A Rejoinder To James McGrath

So, here's the order of the conversation thus far:

Initial Post: James (Flaming Meteorite Challenge)
First Reply: Michael (A Response to James)
Second Response: James (Community of the Saved or Salvation of the Community)
Third Reply: The current post (contents below)

Some others who have joined in the convo: Ken Brown (1) (2) *[update] (3) and Drew Tatusko (1) *[update] (2).

In his latest addition to our “blogalogue” or as McGrath calls it, a “blogversation”, James posits the idea that, “…it is not that Christianity is a group that one enters because only therein one can find salvation, but one enters it (either?) because it offers a community of those who have had a particular experience of God and are united by it, and invite others to have it.” Fundamentally, I disagree with this. Let me explain why.

Firstly, while there is a communal aspect to the Church/Christianity, I think it a travesty to say that this is why one enters. The Body of Christ is more than a social club and/or community of persons who have a shared experience of God. Secondly, the goal isn’t to join the Church. The goal is to join oneself to Christ. The Church does not offer salvation, or right-standing with the Triune God, Jesus does. So, we join ourselves to Him and as a result, we are joined to the Body of Christ. This is a fundamental difference between how James and I understand salvation through Jesus alone and also being part of the Body of Christ.

Thirdly, I think one is incredibly hard-pressed (James doesn’t seem to think so, though) to make the argument that the Church is the community whereby persons come together because they have a shared experience of God. One only needs to look at the letters of Paul to see that they congregations are widely different and that this is the case, at least in part, because they’ve had different experiences of God. Sure, the message Paul preached to them was the same but the way the Corinthians responded versus the way the Thessalonians or the Galatians reacted are quite dissimilar. If you were to compare a few of the people from congregations I know of or have been part of, you would also see that their experiences of God are way different. In many cases, it is the rural lifestyle, the familial aspect of the congregation, the small-town identity that is the uniting shared experience, not the “experience” of God. Some have spoken in tongues and others haven’t. Those who haven’t have even tried to invalidate the speaking in tongues experience saying that the people are just crazy or were even being used by satan. That said, the people still congregate together, love one another and serve. However, it is not their experience(s) of God that keeps them united as much as it is other factors. For sure, this element was present in the Early Church as well.

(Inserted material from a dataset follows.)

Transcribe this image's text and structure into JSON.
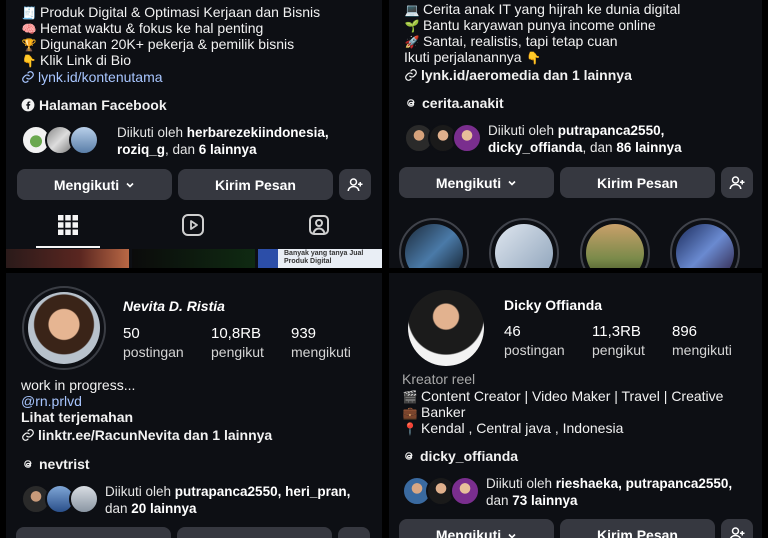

Fourthly (let me build on the previous point here), the non-tongue speakers want nothing to do with speaking in tongues, so, the tongue-speakers will not “invite others to have it”. That experience of God is not a shared or evangelistic one. What is shared, however, is the belief, confession and lifestyle built on the premise that Jesus has given them right-standing with God. Do people have to believe this? Yes! Do they have to confess it? Yes. Do they have to live life based on it? Yes! All of these have to be in place. Thus, I wholeheartedly disagree with James when he says, “It is hard to imagine any way that Paul could have made clearer that what he means by "faith" is not believing Christian doctrines to be true, or even necessarily having explicit knowledge about Jesus.” This means I also disagree with Ken Brown when he comments, “Therefore, it is possible to follow Jesus without knowing it, and thus it is possible to be saved without hearing his name.” It is abundantly clear to me that the Early Church expected and would not compromise belief in Christ in tandem with confession and lifestyle (e.g. ethics, character, praxis, etc.). To counter both of these statements, then, I would say there is no place in the NT that supports either of these statements. Even more, from a theological standpoint I also think this is the case. (Note: I’m not being aggressive or angry here, I’m just attempting to state my position. So, please do not read this as me being offensive or nasty. Tone is often lost in blog posts, so, this is one point where I feel like I should state my tone.)

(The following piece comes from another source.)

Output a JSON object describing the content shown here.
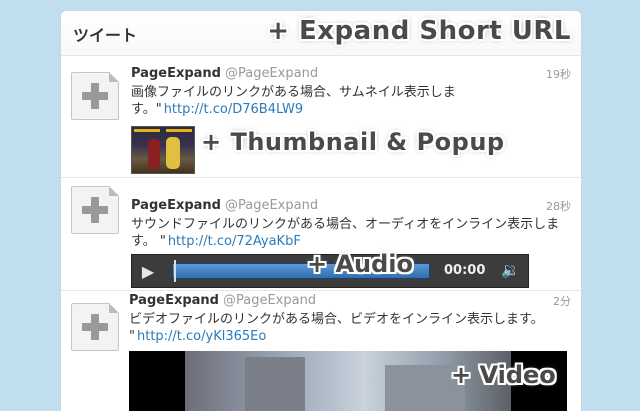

While I appreciate to a large degree James’ knowledge and implementation of the social sciences in his interpretation of the passages/issues at hand, I also think he misapplies some of those insights. For example, he is right to point out that Paul is redrawing boundary lines and redefining community. But I think he overstates the case, to a very large degree, when he seeks to apply these insights to how Jesus sets people in right standing with God. For example, he states that Paul “makes” a redefining characteristic of the community “trust in God”. (On a side note, I fail to see how this is something innovate among believers or the believing community!) Paul doesn’t “make” this or even “define” this. Instead, it has always been this way. What Paul “does” is proclaim that to trust in Jesus is to truly and fully trust in God. This “trust” concerns the issue of how one attains right standing with God (again, through/by/in—each preposition having a similar meaning here—Jesus!). So, I would say to James that, if he wants to argue that Paul is reorienting things, he must argue that ultimately, Paul is arguing that to trust in God is to trust in Jesus and Jesus only. It is not simply a social marker or some identity issue at hand—though these aspects are certainly a result of what’s going on.

Finally, I also disagree that it all boils down to different interpretations. The fact is, some interpretations are solid and grounded and some are not. Hermeneutics is not just an anything goes type of game. I would assert, then, that what James has offered here is problematic because he’s attempting to use the social sciences to make the theological issue of salvation/right-standing about something other than what it is. The social sciences only help explain the results of the belief, confession and lifestyle that persons employ. The social sciences do not create these things but rather hey only help explain them. It is fact that one must trust in Jesus alone for salvation, a trust that is actualized by a held belief, which is realized/stated in a confession before the community and lived out/applied before the entire world (first in baptism, then in spiritual praxis, along with personal/social ethics and then evangelism). This goes for everyone, including Cornelius!

(I want to note once more, that I am not at all attempting to be vicious or aggressive at any point. Where it may seem like that or where I may be stating disagreements, I am doing it with a spirit of peace and even humility. Please, do not attempt to read the above words in another way.)

1 comment:

  1. I've replied - thanks for such an engaging conversation...and to think we've only barely started!